Bu ayetle birlikte Evrenin boşunalığı ile ilgili düşüncelerin inkarcılarla iman edenler arasındaki bir harp sahası olduğu kanaatine varabiliriz.





Halamın Bıyıklısı,
Kendiliğinden Ortaya Çıkan Yasalar ;
Yazar bir yerde Evrenin başlangıcı aşamasında "değişim meydana gelseydi" diye konuya giriş yapıp saçmalıyor. En sonu da Salvador Dali'nin "Yanan Zürafalar ve Telefonlar" isimli eserine benzer bir Dünya'nın ortaya çıkabileceğini falan söylüyor. Bu bence okurun zamanından ve konsantrasyonundan koparılmış lüzumsuz bir bölümdü.
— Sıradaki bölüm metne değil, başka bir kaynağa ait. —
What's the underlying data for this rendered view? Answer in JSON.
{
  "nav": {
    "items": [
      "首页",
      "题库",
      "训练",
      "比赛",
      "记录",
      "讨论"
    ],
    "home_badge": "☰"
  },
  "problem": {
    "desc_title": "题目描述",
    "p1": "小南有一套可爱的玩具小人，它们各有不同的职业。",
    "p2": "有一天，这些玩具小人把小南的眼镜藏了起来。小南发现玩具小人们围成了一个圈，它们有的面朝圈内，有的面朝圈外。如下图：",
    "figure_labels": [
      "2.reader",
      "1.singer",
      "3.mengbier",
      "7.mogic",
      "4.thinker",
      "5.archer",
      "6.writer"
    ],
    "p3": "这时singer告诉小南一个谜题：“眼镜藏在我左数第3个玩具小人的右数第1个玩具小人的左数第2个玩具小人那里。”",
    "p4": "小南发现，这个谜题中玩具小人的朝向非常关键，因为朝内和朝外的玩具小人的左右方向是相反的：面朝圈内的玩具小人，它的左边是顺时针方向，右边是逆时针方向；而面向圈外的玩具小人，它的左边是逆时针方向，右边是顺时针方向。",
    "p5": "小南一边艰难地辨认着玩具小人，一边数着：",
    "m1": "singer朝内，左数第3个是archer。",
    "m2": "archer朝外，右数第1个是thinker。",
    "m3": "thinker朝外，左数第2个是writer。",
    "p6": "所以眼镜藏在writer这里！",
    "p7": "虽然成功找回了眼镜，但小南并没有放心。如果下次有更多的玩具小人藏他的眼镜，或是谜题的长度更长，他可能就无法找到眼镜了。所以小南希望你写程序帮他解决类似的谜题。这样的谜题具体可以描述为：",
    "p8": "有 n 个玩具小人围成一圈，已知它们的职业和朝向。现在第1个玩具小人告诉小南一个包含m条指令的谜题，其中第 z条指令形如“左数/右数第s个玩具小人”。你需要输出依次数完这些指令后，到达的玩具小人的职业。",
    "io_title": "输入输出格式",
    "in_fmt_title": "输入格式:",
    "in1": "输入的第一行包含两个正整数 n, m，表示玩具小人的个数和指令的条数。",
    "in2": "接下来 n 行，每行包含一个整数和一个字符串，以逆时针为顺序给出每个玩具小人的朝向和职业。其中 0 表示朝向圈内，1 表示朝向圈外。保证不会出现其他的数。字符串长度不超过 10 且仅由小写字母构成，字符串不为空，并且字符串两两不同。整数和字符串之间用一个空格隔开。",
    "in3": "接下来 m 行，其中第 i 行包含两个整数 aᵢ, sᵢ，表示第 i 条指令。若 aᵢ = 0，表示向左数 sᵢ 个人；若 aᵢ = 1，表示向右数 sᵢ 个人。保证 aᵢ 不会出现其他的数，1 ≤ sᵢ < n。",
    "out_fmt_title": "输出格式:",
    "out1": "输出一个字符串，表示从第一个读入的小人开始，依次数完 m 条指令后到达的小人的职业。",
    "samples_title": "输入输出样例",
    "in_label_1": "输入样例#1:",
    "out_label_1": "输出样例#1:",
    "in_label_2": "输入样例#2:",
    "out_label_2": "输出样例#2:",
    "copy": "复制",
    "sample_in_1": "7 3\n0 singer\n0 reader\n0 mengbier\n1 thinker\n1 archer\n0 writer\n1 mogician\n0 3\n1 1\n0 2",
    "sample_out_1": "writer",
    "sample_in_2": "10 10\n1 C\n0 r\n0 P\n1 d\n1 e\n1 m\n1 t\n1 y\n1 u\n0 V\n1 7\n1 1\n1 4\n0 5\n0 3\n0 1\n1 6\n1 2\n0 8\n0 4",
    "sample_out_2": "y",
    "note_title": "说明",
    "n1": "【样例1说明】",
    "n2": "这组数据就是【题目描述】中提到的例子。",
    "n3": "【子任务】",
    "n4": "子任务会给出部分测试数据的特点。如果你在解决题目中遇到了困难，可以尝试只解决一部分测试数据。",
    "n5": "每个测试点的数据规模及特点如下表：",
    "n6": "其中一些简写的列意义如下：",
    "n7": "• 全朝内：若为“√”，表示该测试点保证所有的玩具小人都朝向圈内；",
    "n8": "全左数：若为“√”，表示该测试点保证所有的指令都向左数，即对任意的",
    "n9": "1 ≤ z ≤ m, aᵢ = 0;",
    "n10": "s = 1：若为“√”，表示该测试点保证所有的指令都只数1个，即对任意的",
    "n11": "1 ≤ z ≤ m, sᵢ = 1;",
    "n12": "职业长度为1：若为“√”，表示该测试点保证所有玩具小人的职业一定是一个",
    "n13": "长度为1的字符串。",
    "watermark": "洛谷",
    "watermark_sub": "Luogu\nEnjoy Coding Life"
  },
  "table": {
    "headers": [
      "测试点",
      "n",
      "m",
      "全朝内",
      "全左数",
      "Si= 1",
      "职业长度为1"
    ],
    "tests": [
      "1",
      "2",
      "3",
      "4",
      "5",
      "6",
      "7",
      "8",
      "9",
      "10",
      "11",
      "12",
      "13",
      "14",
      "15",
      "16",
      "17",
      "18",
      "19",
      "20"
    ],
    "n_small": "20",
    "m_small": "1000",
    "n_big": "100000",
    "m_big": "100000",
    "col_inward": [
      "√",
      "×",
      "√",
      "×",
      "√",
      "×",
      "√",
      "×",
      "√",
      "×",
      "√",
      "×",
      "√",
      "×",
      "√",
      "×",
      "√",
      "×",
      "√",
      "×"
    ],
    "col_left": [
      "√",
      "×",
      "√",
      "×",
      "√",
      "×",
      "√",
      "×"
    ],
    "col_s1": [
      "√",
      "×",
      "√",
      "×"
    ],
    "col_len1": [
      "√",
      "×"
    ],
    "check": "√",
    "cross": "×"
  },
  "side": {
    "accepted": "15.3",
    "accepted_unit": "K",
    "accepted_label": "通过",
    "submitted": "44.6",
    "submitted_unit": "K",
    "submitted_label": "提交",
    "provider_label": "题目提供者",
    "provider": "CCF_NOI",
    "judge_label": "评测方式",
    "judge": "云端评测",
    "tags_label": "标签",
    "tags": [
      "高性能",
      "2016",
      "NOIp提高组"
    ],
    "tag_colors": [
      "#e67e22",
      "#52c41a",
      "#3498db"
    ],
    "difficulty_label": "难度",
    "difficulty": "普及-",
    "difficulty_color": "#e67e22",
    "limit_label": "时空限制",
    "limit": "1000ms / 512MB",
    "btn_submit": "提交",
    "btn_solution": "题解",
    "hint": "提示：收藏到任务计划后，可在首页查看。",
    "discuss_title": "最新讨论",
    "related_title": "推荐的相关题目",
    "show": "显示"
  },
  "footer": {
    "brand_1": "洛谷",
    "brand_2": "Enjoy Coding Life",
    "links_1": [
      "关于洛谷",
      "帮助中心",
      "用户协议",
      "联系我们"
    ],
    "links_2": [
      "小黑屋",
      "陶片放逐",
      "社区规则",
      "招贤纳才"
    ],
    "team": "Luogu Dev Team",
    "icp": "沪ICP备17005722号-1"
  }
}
Bu varsayımsal akılyürütmelerden birisinde de konu şöyle gelişiyor;

"...Ancak unutmayın ki, bu yasalar da tamamen farklı olabilirdi."
Burada acaip bir gol oluyor gördüğünüz gibi. Kendiliğinden ortaya çıkan yasaları anlatıyor. Yani bu yasalar otonomik rastlantıların tezahürü olarak ifade ediliyor. Emir var, emreden yok. Evren farklı da olabilirmiş... Bu Evren bize öylesine denk gelmiş!








Ağzı olan konuşuyor;

Bunun ardından "Kusursuzluk Argümanlarının Nedenleri" başlığı altında konuyu irdelemiş ve...

Varlıklarına alışkınlık,
Varlıklarına alışkın olmayış,
Karmaşıklığı anlaşılmaması,
Uyumluluğun anlamlandırılamaması,
İlişkilerin anlamlandırılamaması,

Bu "uyumluluğun anlamlandırılamaması" mevzusunda şöyle bir açıklama yapıyor; "Parçaların oluşumları ve kökenleri incelendiğinde, hiçbir yapının son halindeki uyumuna ulaşamadığı görülür." Bu fikir açık bir saçmalayıştır. Sebebi ise uyumun amacının yine göz ardı edilmesinden ileri gelmektedir. Yani sistemin bir amacı olduğu her noktada reddedilmektedir. Bu da tasarım fikrini ortadan kaldırmak için yazar ve onun gibi düşünenlerin gözbağı oluyor. "Son haldeki uyum" da neyin nesi? Her parça kendi zaman dilimi içerisinde kendi uyumundadır. Şekil değiştiren tekamül eden evrimleşen veya körelen canlılar/varlıklar amaçlarını da o ölçekte değiştiriyorlar ve varlık sahasında o oranda tecelli ediyorlardır.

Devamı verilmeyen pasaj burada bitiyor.